Hier finden Sie wissenschaftliche Publikationen aus den Fraunhofer-Instituten.

Insertion of an EYFP-pp71 (UL82) coding sequence into the human cytomegalovirus genome results in a recombinant virus with enhanced viral growth

: Tavalai, N.; Kraiger, M.; Kaiser, N.; Stramminger, T.


Journal of virology 82 (2008), No.21, pp.10543-10555
ISSN: 0022-538X
ISSN: 1098-5514
Journal Article
Fraunhofer IOF ()
early gene-expression; herpes-simplex-virus; 58-KDA microspherule protein; intrinsic immune defense; open reading frame; tegument protein; infected cell; PP71 protein; intracellular-localization; mediated repression

The human cytomegalovirus (HCMV) UL82-encoded tegument protein pp71 has recently been shown to activate viral immediate-early (IE) gene expression by neutralizing a cellular intrinsic immune defense instituted by the ND10 protein hDaxx.

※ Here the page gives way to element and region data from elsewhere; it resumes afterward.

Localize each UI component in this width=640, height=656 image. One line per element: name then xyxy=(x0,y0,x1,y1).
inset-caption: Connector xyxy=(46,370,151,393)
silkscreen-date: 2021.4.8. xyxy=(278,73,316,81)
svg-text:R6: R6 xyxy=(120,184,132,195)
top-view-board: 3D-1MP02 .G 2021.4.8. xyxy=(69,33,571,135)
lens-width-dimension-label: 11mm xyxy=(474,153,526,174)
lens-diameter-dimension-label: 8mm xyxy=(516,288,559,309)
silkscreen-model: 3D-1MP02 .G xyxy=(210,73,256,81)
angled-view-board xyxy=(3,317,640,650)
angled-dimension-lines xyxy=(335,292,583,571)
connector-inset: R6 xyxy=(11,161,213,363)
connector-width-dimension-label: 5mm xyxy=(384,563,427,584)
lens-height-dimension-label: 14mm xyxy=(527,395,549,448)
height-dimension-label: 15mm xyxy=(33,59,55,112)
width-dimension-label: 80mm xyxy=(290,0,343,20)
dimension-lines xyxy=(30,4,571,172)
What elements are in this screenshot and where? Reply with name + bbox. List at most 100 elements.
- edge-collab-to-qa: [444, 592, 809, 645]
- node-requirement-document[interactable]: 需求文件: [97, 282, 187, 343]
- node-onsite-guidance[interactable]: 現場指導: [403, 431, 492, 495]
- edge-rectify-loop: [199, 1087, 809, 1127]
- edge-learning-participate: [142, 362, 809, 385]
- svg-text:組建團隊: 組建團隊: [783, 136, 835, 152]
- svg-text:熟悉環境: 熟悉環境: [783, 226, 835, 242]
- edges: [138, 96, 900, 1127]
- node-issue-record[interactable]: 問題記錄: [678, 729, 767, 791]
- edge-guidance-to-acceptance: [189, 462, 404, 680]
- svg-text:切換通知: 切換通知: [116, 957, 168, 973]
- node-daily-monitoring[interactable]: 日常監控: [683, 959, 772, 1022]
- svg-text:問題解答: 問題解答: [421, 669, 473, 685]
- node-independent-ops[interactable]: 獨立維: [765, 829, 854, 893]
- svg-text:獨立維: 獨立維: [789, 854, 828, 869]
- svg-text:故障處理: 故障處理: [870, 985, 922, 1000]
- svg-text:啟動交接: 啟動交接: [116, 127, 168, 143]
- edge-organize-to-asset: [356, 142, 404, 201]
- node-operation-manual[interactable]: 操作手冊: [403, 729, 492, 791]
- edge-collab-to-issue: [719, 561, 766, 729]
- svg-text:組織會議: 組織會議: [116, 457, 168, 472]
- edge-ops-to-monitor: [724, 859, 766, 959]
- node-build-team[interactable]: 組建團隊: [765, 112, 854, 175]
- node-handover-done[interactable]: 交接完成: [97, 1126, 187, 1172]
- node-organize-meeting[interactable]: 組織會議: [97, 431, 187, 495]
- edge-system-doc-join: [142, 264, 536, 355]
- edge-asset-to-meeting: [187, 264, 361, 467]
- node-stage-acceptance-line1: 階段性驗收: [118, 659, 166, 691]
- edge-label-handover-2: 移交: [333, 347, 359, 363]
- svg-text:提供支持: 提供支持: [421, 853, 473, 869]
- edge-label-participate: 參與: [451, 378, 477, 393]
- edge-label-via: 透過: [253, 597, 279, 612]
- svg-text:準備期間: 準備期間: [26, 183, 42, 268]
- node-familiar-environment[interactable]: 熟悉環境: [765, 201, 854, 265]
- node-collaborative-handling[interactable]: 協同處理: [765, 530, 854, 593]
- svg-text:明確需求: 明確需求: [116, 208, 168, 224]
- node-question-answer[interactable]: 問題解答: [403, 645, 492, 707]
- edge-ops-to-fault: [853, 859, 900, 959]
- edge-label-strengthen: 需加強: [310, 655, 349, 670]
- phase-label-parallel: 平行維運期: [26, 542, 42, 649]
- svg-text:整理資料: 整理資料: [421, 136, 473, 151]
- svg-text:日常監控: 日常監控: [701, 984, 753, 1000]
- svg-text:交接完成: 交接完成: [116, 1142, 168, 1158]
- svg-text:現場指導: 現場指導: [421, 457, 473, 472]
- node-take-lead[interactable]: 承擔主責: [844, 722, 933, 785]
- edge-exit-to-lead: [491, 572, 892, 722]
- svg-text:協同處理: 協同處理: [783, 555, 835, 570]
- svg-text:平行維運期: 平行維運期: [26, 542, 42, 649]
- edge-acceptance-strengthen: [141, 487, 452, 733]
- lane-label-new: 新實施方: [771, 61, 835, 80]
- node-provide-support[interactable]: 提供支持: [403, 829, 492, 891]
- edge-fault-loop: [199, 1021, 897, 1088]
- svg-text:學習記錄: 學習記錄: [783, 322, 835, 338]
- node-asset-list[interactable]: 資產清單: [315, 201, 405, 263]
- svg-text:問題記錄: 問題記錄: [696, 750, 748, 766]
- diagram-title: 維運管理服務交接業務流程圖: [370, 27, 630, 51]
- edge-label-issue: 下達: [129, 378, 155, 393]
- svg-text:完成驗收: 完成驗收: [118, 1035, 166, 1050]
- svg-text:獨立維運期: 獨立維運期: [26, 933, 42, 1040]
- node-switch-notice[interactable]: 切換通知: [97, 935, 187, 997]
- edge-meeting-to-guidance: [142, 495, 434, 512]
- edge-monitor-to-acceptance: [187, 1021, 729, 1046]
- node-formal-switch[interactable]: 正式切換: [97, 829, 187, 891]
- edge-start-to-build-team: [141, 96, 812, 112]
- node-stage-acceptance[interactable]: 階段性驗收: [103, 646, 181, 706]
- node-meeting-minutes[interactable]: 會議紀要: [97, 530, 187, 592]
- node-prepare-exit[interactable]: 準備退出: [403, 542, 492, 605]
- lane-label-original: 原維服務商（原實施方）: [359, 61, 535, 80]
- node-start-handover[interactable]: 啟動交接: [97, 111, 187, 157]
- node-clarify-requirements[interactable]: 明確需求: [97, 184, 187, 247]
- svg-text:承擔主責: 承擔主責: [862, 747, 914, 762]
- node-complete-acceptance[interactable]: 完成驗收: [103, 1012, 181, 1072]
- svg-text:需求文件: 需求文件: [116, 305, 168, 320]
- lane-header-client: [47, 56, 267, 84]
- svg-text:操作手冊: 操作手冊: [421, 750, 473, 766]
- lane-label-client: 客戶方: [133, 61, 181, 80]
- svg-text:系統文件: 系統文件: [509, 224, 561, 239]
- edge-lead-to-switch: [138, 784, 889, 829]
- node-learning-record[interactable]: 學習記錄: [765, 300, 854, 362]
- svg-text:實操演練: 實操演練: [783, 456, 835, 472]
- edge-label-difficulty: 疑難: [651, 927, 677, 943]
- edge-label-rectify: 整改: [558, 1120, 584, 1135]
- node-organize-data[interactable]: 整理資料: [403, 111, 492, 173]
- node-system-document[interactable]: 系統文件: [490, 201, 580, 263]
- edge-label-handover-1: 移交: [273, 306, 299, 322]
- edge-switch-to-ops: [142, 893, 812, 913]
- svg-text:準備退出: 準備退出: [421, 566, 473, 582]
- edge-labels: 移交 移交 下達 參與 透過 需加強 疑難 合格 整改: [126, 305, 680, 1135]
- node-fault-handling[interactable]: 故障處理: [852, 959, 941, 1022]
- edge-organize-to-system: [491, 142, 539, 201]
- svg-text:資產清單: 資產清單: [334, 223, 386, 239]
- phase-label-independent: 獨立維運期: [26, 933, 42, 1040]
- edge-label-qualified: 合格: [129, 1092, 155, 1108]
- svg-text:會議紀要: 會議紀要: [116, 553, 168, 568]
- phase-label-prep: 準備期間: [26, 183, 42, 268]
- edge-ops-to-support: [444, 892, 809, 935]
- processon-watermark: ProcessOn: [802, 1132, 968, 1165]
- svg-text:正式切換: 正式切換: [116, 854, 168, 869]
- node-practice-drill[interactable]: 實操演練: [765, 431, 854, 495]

Pp71 localizes to ND10 upon infection and induces the degradation of hDaxx. Here, we report the successful generation of a recombinant HCMV expressing enhanced yellow fluorescent protein (EYFP) fused to the N terminus of pp71. Intriguingly, insertion of the EYFP-UL82 coding sequence into the HCMV AD169 genome gave rise to a recombinant virus, termed AD169/EYFP-pp71, that replicates to significantly higher titers than wild-type AD169. In particular, we noticed strongly increased protein levels of pp71 after AD169/EYFP-pp71 inoculation. Although the high abundance of pp71 resulted in augmented packaging of the tegument protein into viral particles, no increased hDaxx degradation was detectable upon AD169/EYFP-pp71 infection. In contrast, further investigation revealed a significantly enhanced viral DNA replication compared to wild-type AD169. Thus, we hypothesize that an as-yet-unidentified function of pp71 contributes to the enhanced infectivity of AD169/EYFP-pp71. This assumption is additionally supported by the observation that increased early and late gene expression after AD169/EYFP-pp71 infection occurs independent of elevated IE protein levels. Finally, immunofluorescence analyses confirmed that hDaxx determines the ND10-localization of pp71 upon infection, since pp71 exhibited a nucleolar distribution in the absence of hDaxx. Taken together, we generated a recombinant HCMV that constitutes a useful tool not only to dissect the in vivo dynamics of pp71 subnuclear localization more precisely but also to explore new features of this viral transactivator.